Freelancing contracts are legally binding and they specify tasks, remuneration and duration of the project. Without one, a freelancer can face several issues and problems related to:

Delays or nonpayments: With no contracts, there is no proof that the payment was to be made. This can cause clients to take payment obligations for granted or not make one at all.

Undefined scope of work: Freelancers usually give in their expertise for a short period of time to complete a project. When the project has no bounds, the tasks can be unorganized and scattered whilst also equally time-consuming.

Benefits of freelancing

Tasks as per your choices: freelancing allows you to choose tasks and jobs you are interested in and want to undertake. There is no obligation to do tasks that one does not wish to.

Better negotiation: you can negotiate for better pay, and more flexible deliverables or deadlines as per your own schedule. 

Get to be your own boss: as a freelancer, you are your own boss, your own manager, and representative. You have to report to no one and can work on your own terms.

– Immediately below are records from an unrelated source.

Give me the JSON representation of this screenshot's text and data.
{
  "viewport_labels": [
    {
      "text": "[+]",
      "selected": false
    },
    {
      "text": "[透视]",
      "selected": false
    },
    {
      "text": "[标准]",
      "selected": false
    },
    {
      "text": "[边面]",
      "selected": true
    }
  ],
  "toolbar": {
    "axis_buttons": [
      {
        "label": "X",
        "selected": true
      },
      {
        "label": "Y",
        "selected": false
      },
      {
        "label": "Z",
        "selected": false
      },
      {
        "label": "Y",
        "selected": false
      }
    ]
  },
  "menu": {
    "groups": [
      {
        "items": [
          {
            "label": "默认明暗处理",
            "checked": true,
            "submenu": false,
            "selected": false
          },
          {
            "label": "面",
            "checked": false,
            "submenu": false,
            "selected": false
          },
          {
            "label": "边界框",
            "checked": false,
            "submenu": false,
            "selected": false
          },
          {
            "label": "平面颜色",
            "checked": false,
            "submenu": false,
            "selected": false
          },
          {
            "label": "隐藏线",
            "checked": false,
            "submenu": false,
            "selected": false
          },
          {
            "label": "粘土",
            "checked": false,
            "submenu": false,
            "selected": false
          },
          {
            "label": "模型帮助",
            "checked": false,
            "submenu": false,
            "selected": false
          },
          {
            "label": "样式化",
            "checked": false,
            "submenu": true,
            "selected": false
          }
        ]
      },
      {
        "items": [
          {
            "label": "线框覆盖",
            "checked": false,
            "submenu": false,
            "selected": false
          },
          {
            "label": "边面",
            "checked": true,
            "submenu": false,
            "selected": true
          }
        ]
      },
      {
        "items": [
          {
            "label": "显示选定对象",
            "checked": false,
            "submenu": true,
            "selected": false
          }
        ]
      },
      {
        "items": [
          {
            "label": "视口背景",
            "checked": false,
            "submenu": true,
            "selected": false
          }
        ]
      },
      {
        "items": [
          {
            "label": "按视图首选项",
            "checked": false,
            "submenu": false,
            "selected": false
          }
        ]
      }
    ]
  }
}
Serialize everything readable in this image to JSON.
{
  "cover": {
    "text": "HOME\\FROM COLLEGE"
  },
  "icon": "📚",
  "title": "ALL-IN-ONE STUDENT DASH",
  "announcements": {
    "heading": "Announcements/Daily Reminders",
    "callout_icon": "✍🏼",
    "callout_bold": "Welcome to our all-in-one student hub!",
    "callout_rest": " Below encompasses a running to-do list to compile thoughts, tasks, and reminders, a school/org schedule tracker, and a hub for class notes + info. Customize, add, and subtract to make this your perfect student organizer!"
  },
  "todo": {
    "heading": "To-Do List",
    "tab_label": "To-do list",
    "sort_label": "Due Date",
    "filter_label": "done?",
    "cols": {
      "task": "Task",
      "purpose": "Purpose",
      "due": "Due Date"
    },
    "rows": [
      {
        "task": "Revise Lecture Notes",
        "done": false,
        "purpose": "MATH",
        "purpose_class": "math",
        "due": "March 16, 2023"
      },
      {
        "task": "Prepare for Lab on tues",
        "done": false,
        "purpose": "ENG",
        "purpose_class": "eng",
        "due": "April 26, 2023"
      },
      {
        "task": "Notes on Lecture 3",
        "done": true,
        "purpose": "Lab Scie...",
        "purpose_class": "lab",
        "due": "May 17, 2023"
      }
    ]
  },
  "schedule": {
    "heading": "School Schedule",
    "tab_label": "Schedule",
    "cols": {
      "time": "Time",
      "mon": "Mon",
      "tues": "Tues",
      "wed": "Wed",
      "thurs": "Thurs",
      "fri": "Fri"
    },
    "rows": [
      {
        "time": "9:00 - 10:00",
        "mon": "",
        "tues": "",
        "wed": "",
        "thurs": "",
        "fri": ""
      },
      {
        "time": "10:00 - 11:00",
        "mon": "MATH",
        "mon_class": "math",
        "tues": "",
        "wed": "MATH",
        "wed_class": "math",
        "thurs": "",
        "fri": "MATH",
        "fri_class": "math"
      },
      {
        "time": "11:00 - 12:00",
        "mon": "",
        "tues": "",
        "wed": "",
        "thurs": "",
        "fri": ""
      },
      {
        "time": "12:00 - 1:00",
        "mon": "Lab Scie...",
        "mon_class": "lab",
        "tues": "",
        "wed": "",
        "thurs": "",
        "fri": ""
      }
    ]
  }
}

Do I have to pay for a freelancer IP agreement?

This largely depends on how the contract has been drafted. If there is a contract in place that officially states that IP rights will pass onto the client upon completion of the project, then the IP will be passed to the client. However, until its completion, it still belongs to the freelancer.  When you pay a freelancer for some work, your payment is for the right to use their IP, not to own it.

Conclusion

Whether you’re a client or a freelancer, agreeing to the scope of work and terms of the engagement in a formal contract is essential.  Always ensure that the scope and payment terms are laid out in a freelance agreement so that issues don’t arise at the end of the engagement.